Dans un jugement rendu le 10 octobre, la Cour européenne des droits de l’homme rappelle que les médias ont la responsabilité de modérer les commentaires des lecteurs publiés sur leur site Internet.
La Cour a jugé que la modération des commentaires n’est pas en contravention avec l’article sur la liberté d’expression de la Convention européenne des droits de l’homme puisque ce dernier autorise les interventions afin de protéger la réputation d’autrui.
L’affaire concernait Delfi AS, une entreprise basée en Estonie possédant l’un des plus importants sites Internet d’information du pays. En 2006, un article publié sur son site concernant une compagnie de traversiers a suscité de nombreux messages qualifiés « d’extrêmement injurieux ou menaçants » par la Cour européenne des droits de l’homme.
En raison de la nature de l’article publié, la société Delfi AS aurait dû prévoir la publication de commentaires insultants et aurait dû être vigilante afin d’éviter de se faire accuser d’atteinte à la réputation d’autrui, estime la Cour.
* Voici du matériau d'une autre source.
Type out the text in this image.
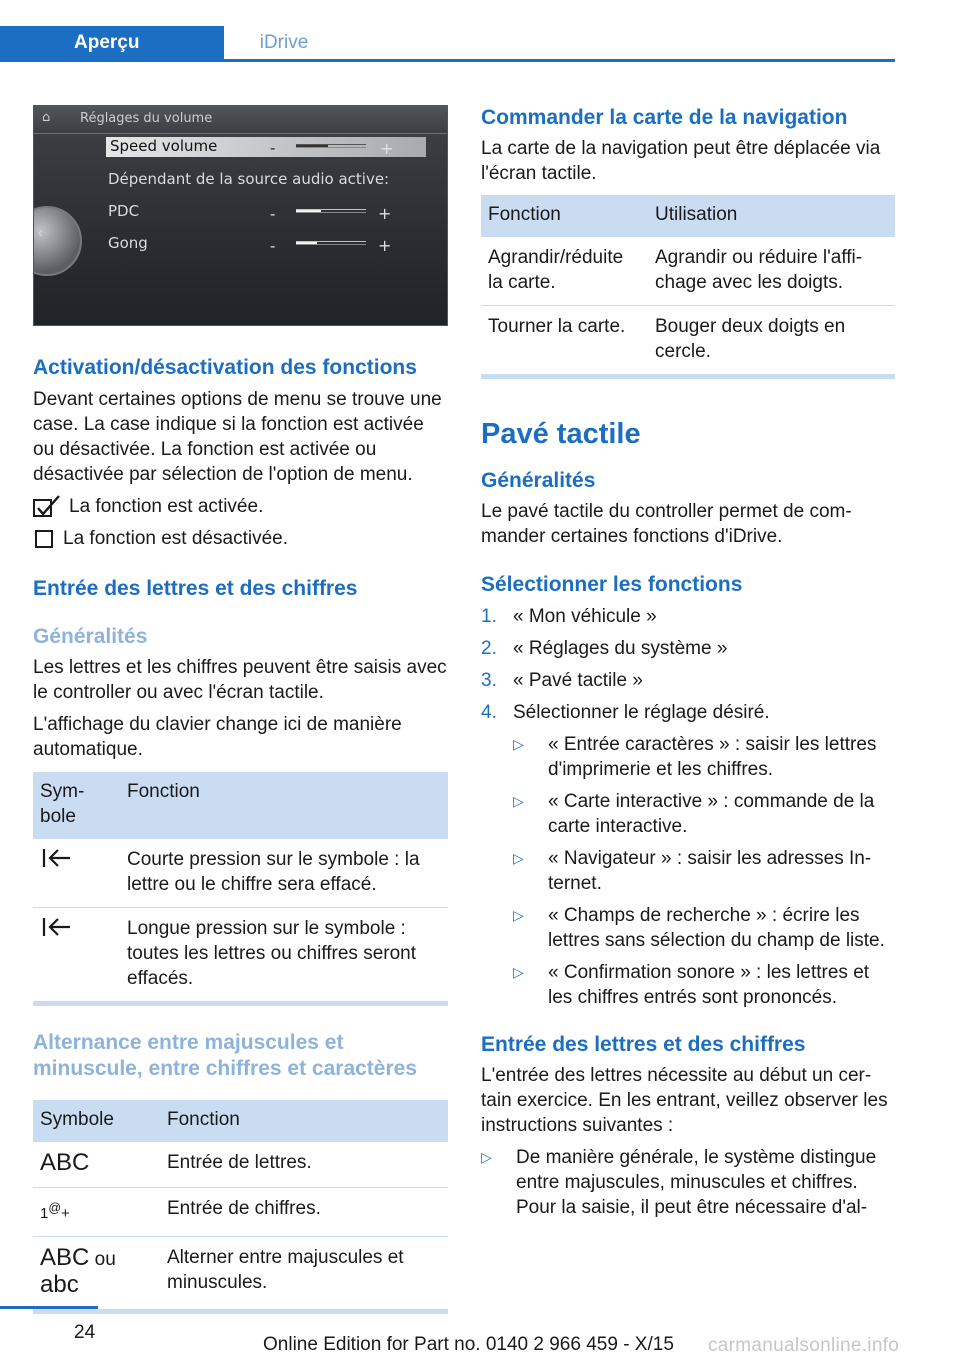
Aperçu	iDrive
⌂	Réglages du volume
Speed volume	-	+
Dépendant de la source audio active:
PDC	-	+
Gong	-	+
‹
Activation/désactivation des fonctions

Devant certaines options de menu se trouve une case. La case indique si la fonction est activée ou désactivée. La fonction est activée ou désactivée par sélection de l'option de menu.

La fonction est activée.
La fonction est désactivée.
Entrée des lettres et des chiffres
Généralités

Les lettres et les chiffres peuvent être saisis avec le controller ou avec l'écran tactile.

L'affichage du clavier change ici de manière automatique.

Sym-bole	Fonction

	Courte pression sur le symbole : la lettre ou le chiffre sera effacé.

	Longue pression sur le symbole : toutes les lettres ou chiffres seront effacés.
Alternance entre majuscules et minuscule, entre chiffres et caractères
Symbole	Fonction
ABC	Entrée de lettres.
1@+	Entrée de chiffres.
ABC ou
abc	Alterner entre majuscules et minuscules.
Commander la carte de la navigation

La carte de la navigation peut être déplacée via l'écran tactile.

Fonction	Utilisation
Agrandir/réduite la carte.	Agrandir ou réduire l'affi-chage avec les doigts.
Tourner la carte.	Bouger deux doigts en cercle.
Pavé tactile
Généralités

Le pavé tactile du controller permet de com-mander certaines fonctions d'iDrive.

Sélectionner les fonctions
1. « Mon véhicule »
2. « Réglages du système »
3. « Pavé tactile »
4. Sélectionner le réglage désiré.
▷	« Entrée caractères » : saisir les lettres d'imprimerie et les chiffres.
▷	« Carte interactive » : commande de la carte interactive.
▷	« Navigateur » : saisir les adresses In-ternet.
▷	« Champs de recherche » : écrire les lettres sans sélection du champ de liste.
▷	« Confirmation sonore » : les lettres et les chiffres entrés sont prononcés.
Entrée des lettres et des chiffres

L'entrée des lettres nécessite au début un cer-tain exercice. En les entrant, veillez observer les instructions suivantes :

▷	De manière générale, le système distingue entre majuscules, minuscules et chiffres. Pour la saisie, il peut être nécessaire d'al-
24
Online Edition for Part no. 0140 2 966 459 - X/15 carmanualsonline.info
Elle constate également que le système de filtrage automatique et le système de notification n’ont pas permis de supprimer les messages litigieux.
Premières instances
Avant que Delfi AS porte le dossier devant la Cour européenne des droits de l’homme, le propriétaire de l’entreprise de traversier avait eu gain de cause devant les tribunaux estoniens. Les messages avaient été jugés diffamatoires et de nature à engager la responsabilité de la société Delfi AS. Cette dernière a d’ailleurs été condamnée à payer 320 € à titre de dommages et intérêts. En 2009, elle a été déboutée du recours qu’elle avait porté devant la Cour suprême d’Estonie.
« Ayant estimé que Delfi contrôlait la publication des messages apparaissant sur son site, les juridictions estoniennes rejetèrent la thèse de l’intéressée selon laquelle ses activités de société de prestation de services Internet ou de stockage revêtaient un aspect purement technique, automatique et passif au sens de la directive de l’Union européenne 2000/31/CE sur le commerce électronique », rapporte le jugement de la Cour européenne.
Jugement
La Cour européenne des droits de l’homme en vient donc à la conclusion que « la reconnaissance, par les juridictions estoniennes, de la responsabilité de la société requérante s’analyse en une restriction justifiée et proportionnée à la liberté d’expression de celle-ci compte tenu notamment du caractère extrêmement insultant des messages incriminés, du manquement de la société propriétaire du portail à empêcher leur divulgation, du profit tiré par cette société des messages en question, de la garantie d’anonymat qu’elle offrait aux auteurs des messages en question et du caractère raisonnable de la condamnation infligée par les tribunaux ».
Le requérant a un délai de trois mois pour en appeler. L’affaire serait alors renvoyée devant la Grande Chambre de la Cour.